OPAQUE’s model is “verify before trust,” which typically implies:

  • Services are provisioned to present certificates for TLS and to validate peer certificates.
  • Services are also provisioned to request and validate attestation evidence according to OPAQUE policy (for example, expected workload identities and allowed execution environments).
  • Verification can be enforced by components on the request path (for example, service mesh sidecars/proxies and policy enforcement points), so the check is applied consistently and does not depend on each application team implementing it correctly.

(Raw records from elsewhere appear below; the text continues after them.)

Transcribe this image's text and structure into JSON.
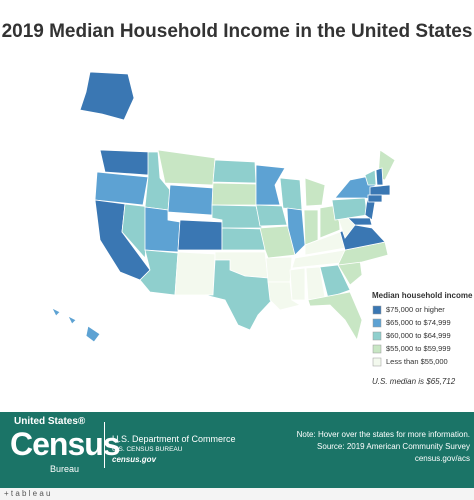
{
  "title": "2019 Median Household Income in the United States",
  "legend": {
    "title": "Median household income",
    "items": [
      {
        "label": "$75,000 or higher",
        "color": "#3a77b3"
      },
      {
        "label": "$65,000 to $74,999",
        "color": "#5da2d3"
      },
      {
        "label": "$60,000 to $64,999",
        "color": "#8fcfcd"
      },
      {
        "label": "$55,000 to $59,999",
        "color": "#c8e6c4"
      },
      {
        "label": "Less than $55,000",
        "color": "#f3f9ee"
      }
    ]
  },
  "median_note": "U.S. median is $65,712",
  "footer": {
    "logo_top": "United States®",
    "logo_main": "Census",
    "logo_sub": "Bureau",
    "dept": "U.S. Department of Commerce",
    "bureau": "U.S. CENSUS BUREAU",
    "site": "census.gov",
    "note": "Note: Hover over the states for more information.",
    "source": "Source: 2019 American Community Survey",
    "link": "census.gov/acs"
  },
  "brand": "+ t a b l e a u"
}
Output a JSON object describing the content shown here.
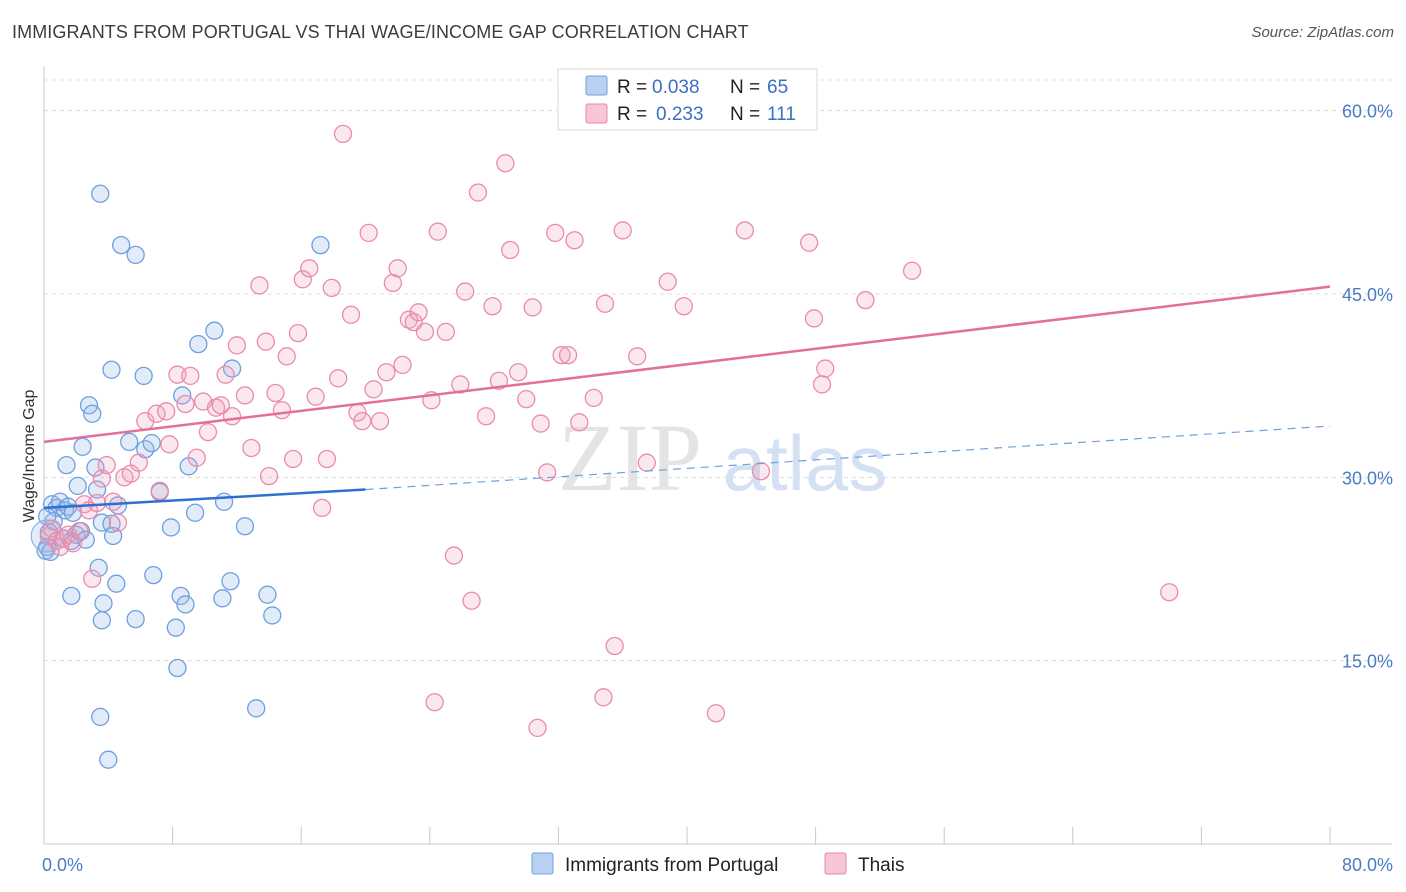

In practice, reviewers usually want to confirm three things:

  • Trust is anchored. There is an explicit set of trusted roots (PKI roots for certificates, and attestation trust anchors for evidence).
  • Identity is workload-specific. Connections are accepted only when the peer proves it is the expected OPAQUE component in the required execution environment—not merely “some service with a valid certificate.”
  • Verification is enforceable and observable. Verification succeeds or fails deterministically on sensitive paths, and the result produces observable signals (e.g., connection acceptance/rejection and audit/log events).

What you can verify

Security and compliance reviewers usually want two things: what is enforced and where they can see evidence of it. In OPAQUE, the most useful verification checks are:

  • Sensitive requests are accepted only after verification succeeds. For traffic OPAQUE treats as sensitive, aTLS verification is enforced. If verification cannot be completed or does not succeed, the connection is rejected.
  • Workloads identify as the expected OPAQUE components. Verified services correspond to known OPAQUE service identities (and, where applicable, expected measurements tied to an attested runtime).
  • Required execution environments can be confirmed (when applicable). For components that must run inside TEEs (for example, workloads forming part of the confidential boundary), attestation provides evidence about that runtime.
  • Verification outcomes are visible in OPAQUE. You can review verification status and related signals in the OPAQUE Trust dashboard (and export a report where available). For deeper troubleshooting, audit logs can provide details on verification failures and rejected connections.

For more detail on what OPAQUE reports (and where to find it), see Attestation reports.

Summary

aTLS strengthens service-to-service trust in OPAQUE by combining standard TLS encryption with attestation-based verification where required. It helps ensure sensitive requests are accepted only by the intended OPAQUE components—and, when components run in attested environments, it can provide hardware-backed evidence about what is running and where.